Also, as a coping mechanism, West African mothers commented that bonding with and delighting in their babies helped to distract them from painful feelings and experiences [38].
“There are so many things that she does (the baby) that just make me you know, forget my sorrows, forget the pains I am going through” (Participant 2) [38].
Family network: The Black immigrant mothers reported that some of their families, who were available in the UK, were able to offer support similar to that which they would have received in their home country [37,38]. This support, coupled with seeking out other mothers in their communities for information, reassurance, and support, helped them cope well with their difficulties [38].
“Any little problem I had I used to call my friends,…… [I would] say this is what has happened….. then they say ‘ok it’s a normal thing’, it happens to [them] - just advice from other parent” (Participant 4) [38].
Some mothers preferred to seek advice from their family members in their home country by phone, as they felt that reaching out to an HCP would not be of much help.
“…………So, I talked to my mum back home, I have to call my mum. I spend a lot of money buying phone cards to talk to my mum. Every day, I am on the phone with my mum 24/7, every sec, every minute, even if my baby is crying too much I have to call my mum and ask for advice” (Fieldwork 2014) [37]
Faith: Some Black immigrant mothers in one of the studies expressed a high level of confidence in their ability to cope with struggles and difficulties, which they attribute to their belief in God. They reported that their faith had been a crucial motivating factor that has sustained them through challenging times [38].
“…. it was my belief and faith in God, cause I kept praying, my church prayed for me at all times and all that…… and I believed that I would be well again, it was in my head…..so it was………. my faith in God” (Participant 6) [38].
Met and unmet needs and preferences: Black immigrant mothers reflected on the support and help available to new mothers in their communities, where family members come to stay with the new mothers to provide support and help in the best way possible until the new mothers had fully readjusted and recovered. The absence of such support or something relatively similar in the UK had left them feeling let down. They suggested that having a community of mothers with whom they could connect would provide similar support to what they would have received in Africa and help them manage any difficulties that come with pregnancy [38].
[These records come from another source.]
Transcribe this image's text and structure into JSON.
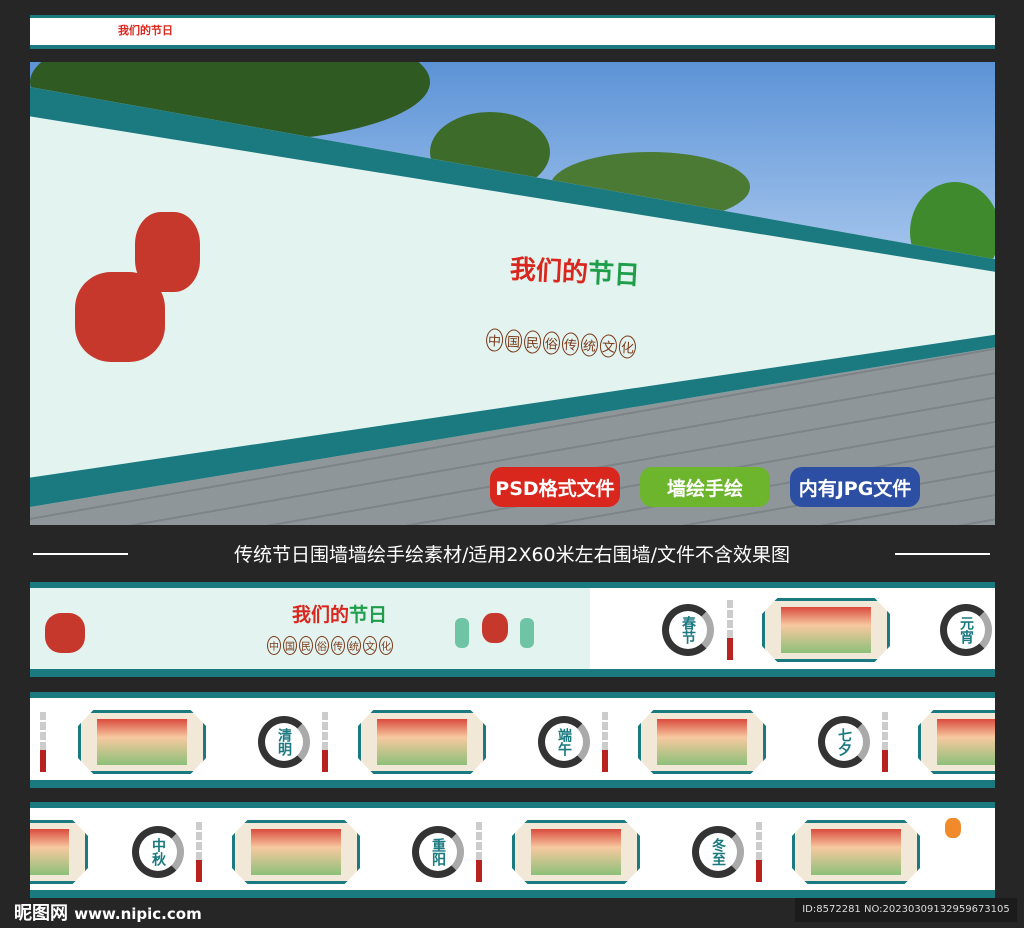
{
  "banner": {
    "title": "我们的节日",
    "title_part_red": "我们的",
    "title_part_green": "节日",
    "subtitle_chars": [
      "中",
      "国",
      "民",
      "俗",
      "传",
      "统",
      "文",
      "化"
    ]
  },
  "badges": [
    {
      "label": "PSD格式文件",
      "color": "#d9271e"
    },
    {
      "label": "墙绘手绘",
      "color": "#6cb52d"
    },
    {
      "label": "内有JPG文件",
      "color": "#2c4fa3"
    }
  ],
  "caption": "传统节日围墙墙绘手绘素材/适用2X60米左右围墙/文件不含效果图",
  "festivals": {
    "row1": [
      "春节",
      "元宵"
    ],
    "row2": [
      "清明",
      "端午",
      "七夕"
    ],
    "row3": [
      "中秋",
      "重阳",
      "冬至"
    ]
  },
  "footer": {
    "logo": "昵图网",
    "url": "www.nipic.com",
    "id_text": "ID:8572281 NO:20230309132959673105"
  },
  "colors": {
    "teal": "#1a7a80",
    "background": "#262626"
  }
}
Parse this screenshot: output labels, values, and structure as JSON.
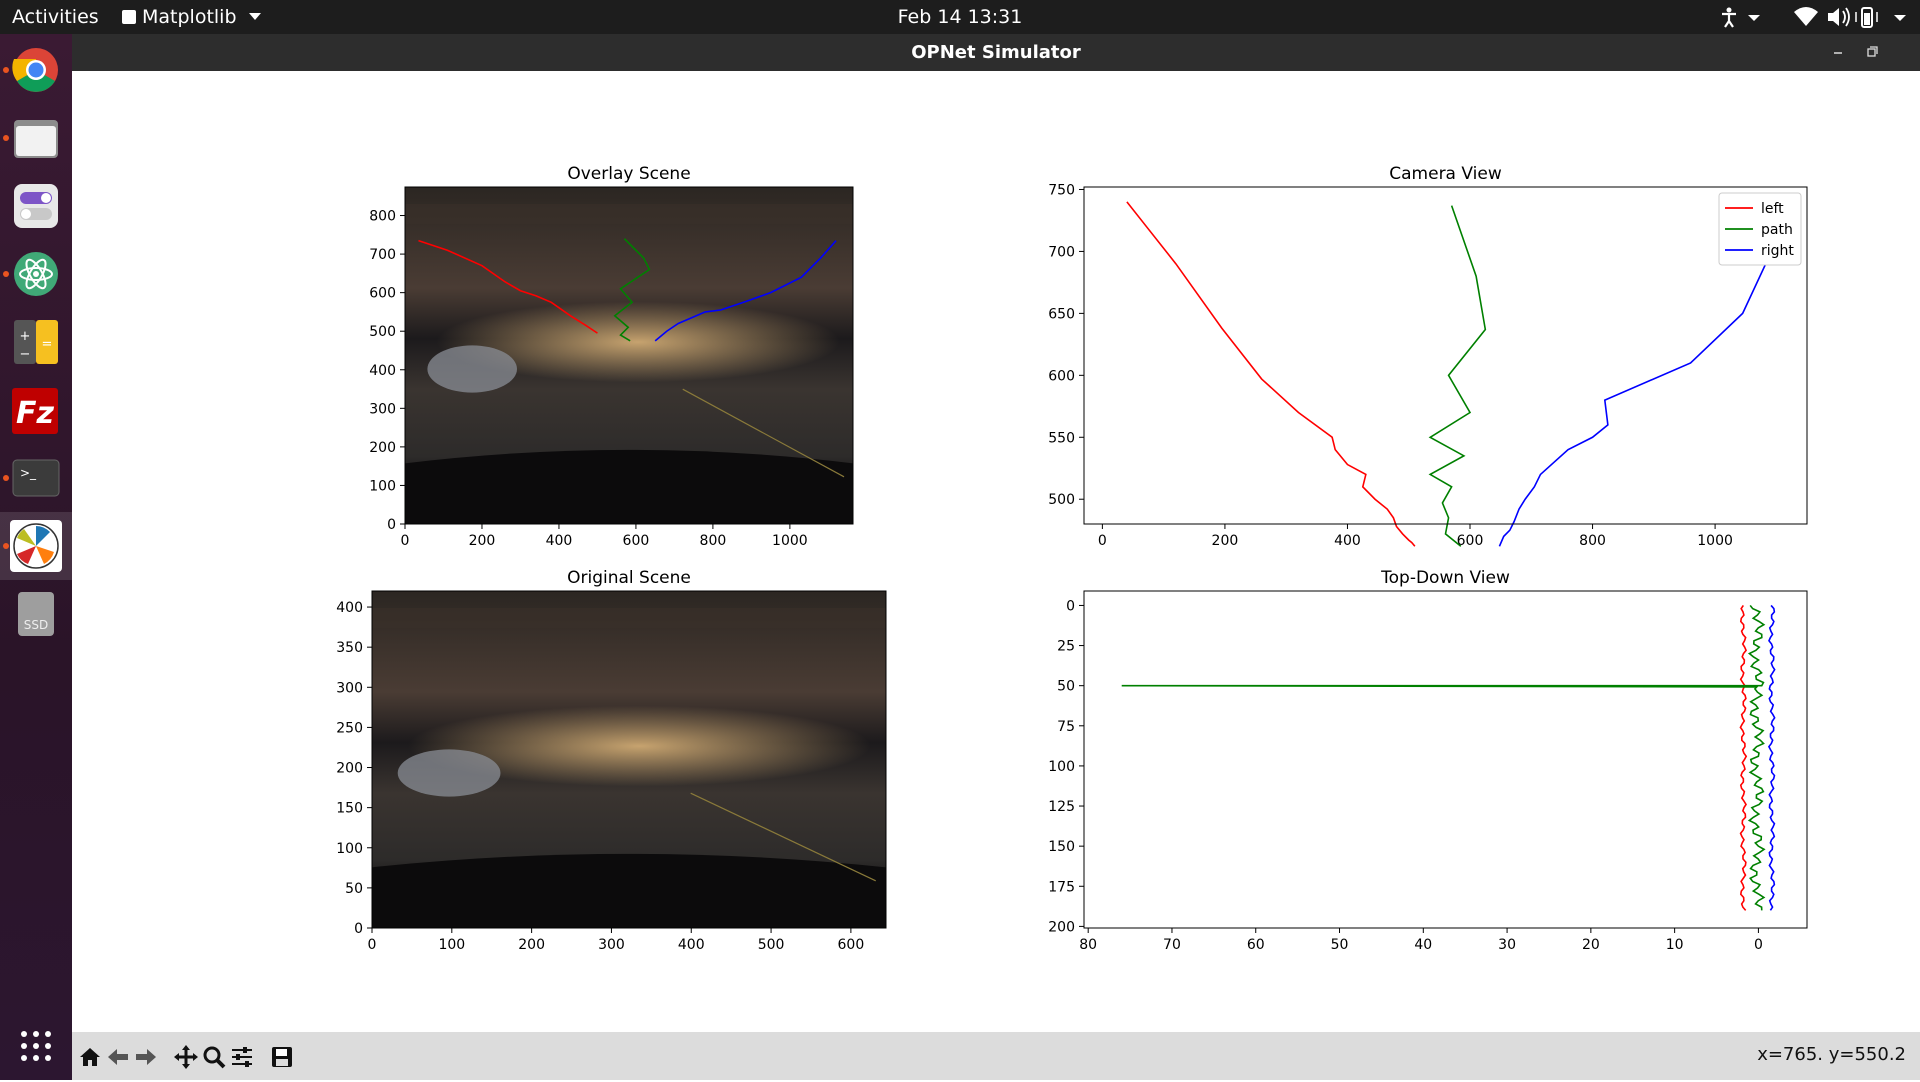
{
  "topbar": {
    "activities": "Activities",
    "app_menu": "Matplotlib",
    "clock": "Feb 14  13:31"
  },
  "dock": {
    "items": [
      "Google Chrome",
      "Files",
      "Settings",
      "Atom",
      "Calculator",
      "FileZilla",
      "Terminal",
      "Matplotlib",
      "SSD"
    ],
    "ssd_label": "SSD"
  },
  "window": {
    "title": "OPNet Simulator"
  },
  "toolbar": {
    "buttons": [
      "home-icon",
      "back-arrow-icon",
      "forward-arrow-icon",
      "pan-icon",
      "zoom-icon",
      "configure-subplots-icon",
      "save-icon"
    ],
    "coords": "x=765. y=550.2"
  },
  "chart_data": [
    {
      "type": "image",
      "title": "Overlay Scene",
      "xlim": [
        0,
        1164
      ],
      "ylim": [
        874,
        0
      ],
      "xticks": [
        0,
        200,
        400,
        600,
        800,
        1000
      ],
      "yticks": [
        0,
        100,
        200,
        300,
        400,
        500,
        600,
        700,
        800
      ],
      "series": [
        {
          "color": "#ff0000",
          "points": [
            [
              35,
              735
            ],
            [
              110,
              710
            ],
            [
              200,
              670
            ],
            [
              260,
              628
            ],
            [
              300,
              605
            ],
            [
              340,
              592
            ],
            [
              380,
              575
            ],
            [
              430,
              540
            ],
            [
              470,
              515
            ],
            [
              500,
              495
            ]
          ]
        },
        {
          "color": "#008000",
          "points": [
            [
              570,
              740
            ],
            [
              620,
              690
            ],
            [
              635,
              660
            ],
            [
              560,
              610
            ],
            [
              590,
              575
            ],
            [
              545,
              540
            ],
            [
              580,
              510
            ],
            [
              560,
              490
            ],
            [
              585,
              475
            ]
          ]
        },
        {
          "color": "#0000ff",
          "points": [
            [
              650,
              475
            ],
            [
              680,
              500
            ],
            [
              710,
              520
            ],
            [
              780,
              550
            ],
            [
              820,
              555
            ],
            [
              880,
              575
            ],
            [
              950,
              600
            ],
            [
              1030,
              640
            ],
            [
              1080,
              690
            ],
            [
              1120,
              735
            ]
          ]
        }
      ]
    },
    {
      "type": "line",
      "title": "Camera View",
      "xlim": [
        -30,
        1150
      ],
      "ylim": [
        752,
        480
      ],
      "xticks": [
        0,
        200,
        400,
        600,
        800,
        1000
      ],
      "yticks": [
        500,
        550,
        600,
        650,
        700,
        750
      ],
      "legend": {
        "position": "top-right",
        "entries": [
          "left",
          "path",
          "right"
        ]
      },
      "series": [
        {
          "name": "left",
          "color": "#ff0000",
          "x": [
            40,
            120,
            195,
            260,
            320,
            375,
            380,
            400,
            430,
            425,
            445,
            465,
            475,
            480,
            490,
            500,
            505,
            510
          ],
          "y": [
            740,
            690,
            638,
            597,
            570,
            550,
            540,
            528,
            520,
            510,
            500,
            492,
            485,
            478,
            472,
            467,
            465,
            462
          ]
        },
        {
          "name": "path",
          "color": "#008000",
          "x": [
            570,
            610,
            625,
            565,
            600,
            535,
            590,
            535,
            570,
            555,
            565,
            560,
            585
          ],
          "y": [
            737,
            680,
            637,
            600,
            570,
            550,
            535,
            520,
            510,
            497,
            485,
            472,
            462
          ]
        },
        {
          "name": "right",
          "color": "#0000ff",
          "x": [
            648,
            655,
            665,
            672,
            680,
            690,
            705,
            715,
            760,
            800,
            825,
            820,
            960,
            1045,
            1125
          ],
          "y": [
            462,
            470,
            475,
            482,
            492,
            500,
            510,
            520,
            540,
            550,
            560,
            580,
            610,
            650,
            735
          ]
        }
      ]
    },
    {
      "type": "image",
      "title": "Original Scene",
      "xlim": [
        0,
        644
      ],
      "ylim": [
        420,
        0
      ],
      "xticks": [
        0,
        100,
        200,
        300,
        400,
        500,
        600
      ],
      "yticks": [
        0,
        50,
        100,
        150,
        200,
        250,
        300,
        350,
        400
      ]
    },
    {
      "type": "line",
      "title": "Top-Down View",
      "xlim": [
        80.5,
        -5.8
      ],
      "ylim": [
        -9,
        201
      ],
      "xticks": [
        80,
        70,
        60,
        50,
        40,
        30,
        20,
        10,
        0
      ],
      "yticks": [
        0,
        25,
        50,
        75,
        100,
        125,
        150,
        175,
        200
      ],
      "series": [
        {
          "name": "left",
          "color": "#ff0000",
          "base_x": 1.8,
          "y_range": [
            0,
            190
          ],
          "jitter": 0.35
        },
        {
          "name": "path",
          "color": "#008000",
          "base_x": 0.2,
          "y_range": [
            0,
            190
          ],
          "jitter": 0.9,
          "spike_y": 50,
          "spike_x": 76
        },
        {
          "name": "right",
          "color": "#0000ff",
          "base_x": -1.6,
          "y_range": [
            0,
            190
          ],
          "jitter": 0.35
        }
      ]
    }
  ]
}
“……… [when you start going to the group] you know that you are not alone. So many mothers are going through what you are going through. And some are even MORE than yourself…….. [I think] there should be a gathering for mothers……. So you can chat with another mother.…. it does help” (Participant 1) [38].
The mothers shared their experience of adjusting to unfulfilled expectations and coping with the disappointment from HCPs. Despite feeling helpless and defeated, the mothers allowed the professionals to carry out their duties and personally managed the difficulties as best as they could without professionals’ support [39].
“……….and when you know they are coming you just put a smiling face, show them the things they want to see … They come and look at the environment, they look at the baby, and off they go … Then when they go, you now have to go back to where you started from” (Blessing) [39].
This theme showcases the systemic and sociocultural supports available to this demographic, the coping mechanisms employed and the various met and unmet needs.
Discussion
This review illustrates the experiences of Black immigrant mothers in the UK regarding perinatal mental health (PMH) difficulties. It identifies three key themes: perceived causes of PMH issues, their symptoms and impacts, and available support and coping strategies, with cultural beliefs playing a significant role. Many mothers experience feelings of isolation and loneliness due to a lack of family and healthcare support, compounded by practical parenting demands and cultural believe surrounding mental health. Symptoms such as excessive crying, suicidal thought and hopelessness often go unrecognized, which affect their mental well-being and identity. The review shows the need for culturally competent support systems to address their unique challenges and improve mental health resources for these mothers.
The included studies indicated that Black immigrant mothers’ cultural perceptions and beliefs of being resilient, self-sufficient and courageous under challenging situations may hinder them from seeking help and discussing their mental health. This is to avoid being labelled as a weak mother or a disappointment to other family members. Studies have shown that mental health stigma is more common in Black women than white women [41], with an inverse relationship between stigma and help-seeking behaviour [20,42]. Also, a study by Watson and Soltani [9] with women from minority ethnic groups in England reported that the stigma and cultural norms surrounding postpartum mental health issues made it difficult for them to discuss their PMH problems openly. Collectively, the literature suggests that a significant proportion of women from minority ethnic groups tend to remain silent about their mental health issues, and those who do attempt to seek help often encounter inadequate support [9]. This review suggests consistent findings across research with minority ethnic women and Black immigrant women.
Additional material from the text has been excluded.